Il est des artistes qui savent tellement bien ce qu'ils veulent formuler qu'ils en viennent à une sorte d'expression unique reconnaissable entre mille ! Rien de tel chez Jacqueline Grout qui, bien que peignant depuis plusieurs décennies, semble incapable -à moins que ce ne soit par volonté d'être toujours en recherche exploratoire- de proposer une "série" d'œuvres que le visiteur pourrait regrouper en une même ressemblance.

    Ce faisant, il semble bien que cette peintre soit artiste du monde entier, voire du lointain cosmos, elle qui crée des personnages qui ressemblent ou non à de "vrais" humains ; mais sont pour la plupart fantasmatiques, aux courbes idéalement incurvées, ou au contraire aux lignes droites, ou tellement tarabiscotées qu'il faut un œil exercé pour découvrir celui d'un éventuel personnage perdu dans les constructions géométriques ! 

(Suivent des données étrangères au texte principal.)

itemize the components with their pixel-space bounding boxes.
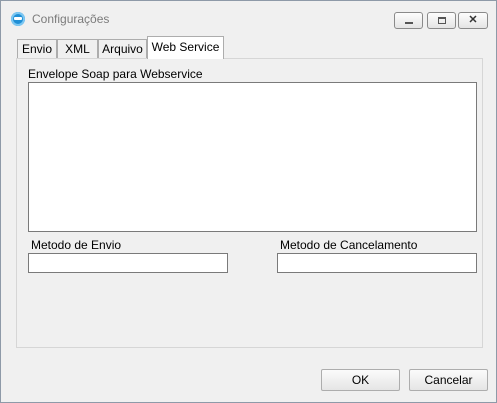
- metodo-envio-label: Metodo de Envio: [31, 238, 122, 252]
- envelope-soap-label: Envelope Soap para Webservice: [28, 67, 203, 81]
- settings-window: Configurações ✕ Envio XML Arquivo Web Se…: [0, 0, 497, 403]
- metodo-envio-input[interactable]: [28, 253, 228, 273]
- title-bar: Configurações ✕: [1, 1, 496, 32]
- metodo-cancelamento-label: Metodo de Cancelamento: [280, 238, 418, 252]
- close-button[interactable]: ✕: [458, 12, 488, 29]
- maximize-icon: [438, 17, 446, 24]
- tab-xml[interactable]: XML: [57, 39, 98, 58]
- soap-app-icon: [11, 12, 25, 26]
- close-icon: ✕: [468, 14, 478, 26]
- maximize-button[interactable]: [427, 12, 456, 29]
- minimize-icon: [405, 22, 413, 24]
- tab-arquivo[interactable]: Arquivo: [98, 39, 147, 58]
- metodo-cancelamento-input[interactable]: [277, 253, 477, 273]
- cancel-button[interactable]: Cancelar: [409, 369, 488, 391]
- tab-envio[interactable]: Envio: [17, 39, 57, 58]
- envelope-soap-textarea[interactable]: [28, 82, 477, 232]
- minimize-button[interactable]: [394, 12, 423, 29]
- window-title: Configurações: [32, 12, 110, 26]
- ok-button[interactable]: OK: [321, 369, 400, 391]
- tab-web-service[interactable]: Web Service: [147, 36, 224, 59]
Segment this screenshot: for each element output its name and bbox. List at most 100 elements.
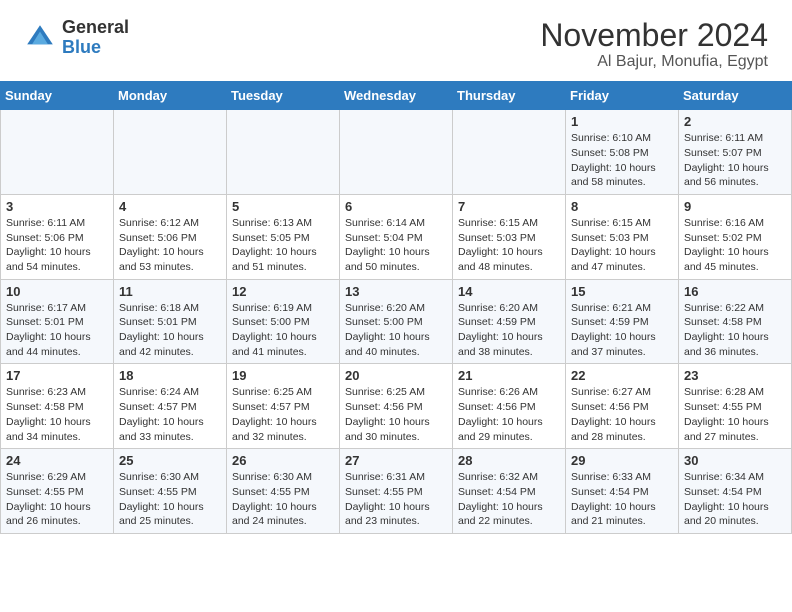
calendar-day-cell: 6 Sunrise: 6:14 AM Sunset: 5:04 PM Daylig… bbox=[340, 194, 453, 279]
calendar-day-cell: 28Sunrise: 6:32 AM Sunset: 4:54 PM Dayli… bbox=[453, 449, 566, 534]
calendar-day-cell: 16Sunrise: 6:22 AM Sunset: 4:58 PM Dayli… bbox=[679, 279, 792, 364]
day-info: Sunrise: 6:14 AM Sunset: 5:04 PM Dayligh… bbox=[345, 216, 447, 275]
calendar-header-row: SundayMondayTuesdayWednesdayThursdayFrid… bbox=[1, 82, 792, 110]
day-info: Sunrise: 6:27 AM Sunset: 4:56 PM Dayligh… bbox=[571, 385, 673, 444]
day-info: Sunrise: 6:30 AM Sunset: 4:55 PM Dayligh… bbox=[232, 470, 334, 529]
day-number: 28 bbox=[458, 453, 560, 468]
day-number: 5 bbox=[232, 199, 334, 214]
calendar-day-cell: 2 Sunrise: 6:11 AM Sunset: 5:07 PM Daylig… bbox=[679, 110, 792, 195]
logo-general: General bbox=[62, 18, 129, 38]
calendar-day-cell: 29 Sunrise: 6:33 AM Sunset: 4:54 PM Dayli… bbox=[566, 449, 679, 534]
day-number: 27 bbox=[345, 453, 447, 468]
calendar-day-cell: 25Sunrise: 6:30 AM Sunset: 4:55 PM Dayli… bbox=[114, 449, 227, 534]
day-number: 4 bbox=[119, 199, 221, 214]
calendar-day-cell: 3 Sunrise: 6:11 AM Sunset: 5:06 PM Daylig… bbox=[1, 194, 114, 279]
calendar-day-cell bbox=[227, 110, 340, 195]
calendar-body: 1 Sunrise: 6:10 AM Sunset: 5:08 PM Daylig… bbox=[1, 110, 792, 534]
calendar-day-cell: 30 Sunrise: 6:34 AM Sunset: 4:54 PM Dayli… bbox=[679, 449, 792, 534]
calendar-day-cell: 27 Sunrise: 6:31 AM Sunset: 4:55 PM Dayli… bbox=[340, 449, 453, 534]
calendar-day-cell: 19Sunrise: 6:25 AM Sunset: 4:57 PM Dayli… bbox=[227, 364, 340, 449]
day-number: 8 bbox=[571, 199, 673, 214]
day-number: 15 bbox=[571, 284, 673, 299]
day-info: Sunrise: 6:24 AM Sunset: 4:57 PM Dayligh… bbox=[119, 385, 221, 444]
calendar-week-row: 10 Sunrise: 6:17 AM Sunset: 5:01 PM Dayli… bbox=[1, 279, 792, 364]
day-number: 18 bbox=[119, 368, 221, 383]
day-info: Sunrise: 6:18 AM Sunset: 5:01 PM Dayligh… bbox=[119, 301, 221, 360]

Par contre, toute sa création se situe en un choix de sujet unique : l'humain. Ce qui ne l'empêche pas de le traiter, comme il est évoqué plus haut, en toutes formes de fantaisies ; seul le plus souvent, parfois en groupe, sans que jamais un fond signifiant permette de le situer géographiquement ou socialement ; et il apparaît que Jacqueline Grout se situe fondamentalement hors du temps, hors des aléas dans lesquels se déroule sa propre vie ; et vu sa façon picturale, qu'elle se soucie comme d'une guigne, de ce qui se déroule dans l'actualité. Et les couleurs sobres avec prédominance des ocres et des bleus, confortent l'aspect introverti de son œuvre. 

 

L'humain ! Mais où est-il, quel est-il, lorsque seuls deux yeux bleus se détachent, tels deux points d'interrogation perdus entre deux courbes qui pourraient être deux limaces (!!), n'était que leur extrémité s'épanouit en végétaux façon plante exotique aux feuilles bivalves, ou ananas aux épines largement rayonnantes ? 

L'humain : il peut se réduire à deux lunes souriantes, l'une aux yeux clos, ouverts pour l'autre, glissées au milieu d'éclairs, de triangles et autres formes géométriques incertaines. Ou à plusieurs visages émergeant en tous sens, perdus dans semblables géométries ; ou encore, contours galbés, nichés entre courbes et contrecourbes aux épaisseurs variées, parfois réduites à d'infimes linéarités.

L'humain : il peut poser en association quasi-réaliste, façon photographie de groupe compact à dominante bleue, visages très expressifs, yeux brillants, semblant méditer sur la présence du visiteur en off ! 

L'humain : lorsque Jacqueline Grout passe au "portrait", il peut avoir conquis un cou démesuré, posséder une magnifique chevelure qui a connu le fer à friser, au visage baroquement maquillé ; être présenté en buste, couple introverti, au vêtement monochrome bleu ou rouge, toques assorties, visage aux yeux sinisés. 

L'humain, placé en un souci de théâtralité, visages aplatis ; nez, front et menton ne formant qu'une seule droite ; les yeux dans les yeux, ou détournés en rejet de toute complicité ! 

L'humain et la dualité, susceptible de parfaites antonymies, entre un clown de blanc vêtu, encapuchonné, silhouetté de multiples convexités, ondulations et autres courbures ; et son opposé, fildeférisé, aux membres faits de lignes brisées, visage encadré d'un bonnet à rayures ou tête/papillon… 

 

          On pourrait citer à l’infini les paradoxes qui, chez Jacqueline Grout, jalonnent l’œuvre : entraînent le visiteur dans des histoires fictionnelles subjectives ; l’associent à des démarches contradictoires ; le conquièrent finalement par la force et la sincérité du propos... Toutes ces scènes, en tout cas, sont des œuvres de proximité, et le visiteur imagine bien l'artiste penchée sur sa toile, s'attachant à supprimer tous détails inutiles, pour ne "dire" que l'essentiel. 

          Ce qui est intéressant, c’est qu’elle ne cherche pas à produire d’effets. Chaque expression qu’elle crée naît de la parfaite communion entre son imaginaire et son envie de peindre. Elle se prend tellement au jeu qu'elle travaille de manière quasi-obsessionnelle. Elle semble trouver agréable de réaliser en toute simplicité un travail artistique, et d'être néanmoins perçue comme une artiste. 

           Ce cheminement fait que son œuvre n'est pas ''belle” au sens où l'esthétique n’est aucunement son propos. Mais ses démarches la rendent profondément sincère. Et finalement, quelle que soit leur formulation, simples ou sophistiquées, ses peintures sont, par leur totale adéquation entre irréalité et fantasmagorie, porteuses d’un message intemporel d’une puissante poésie.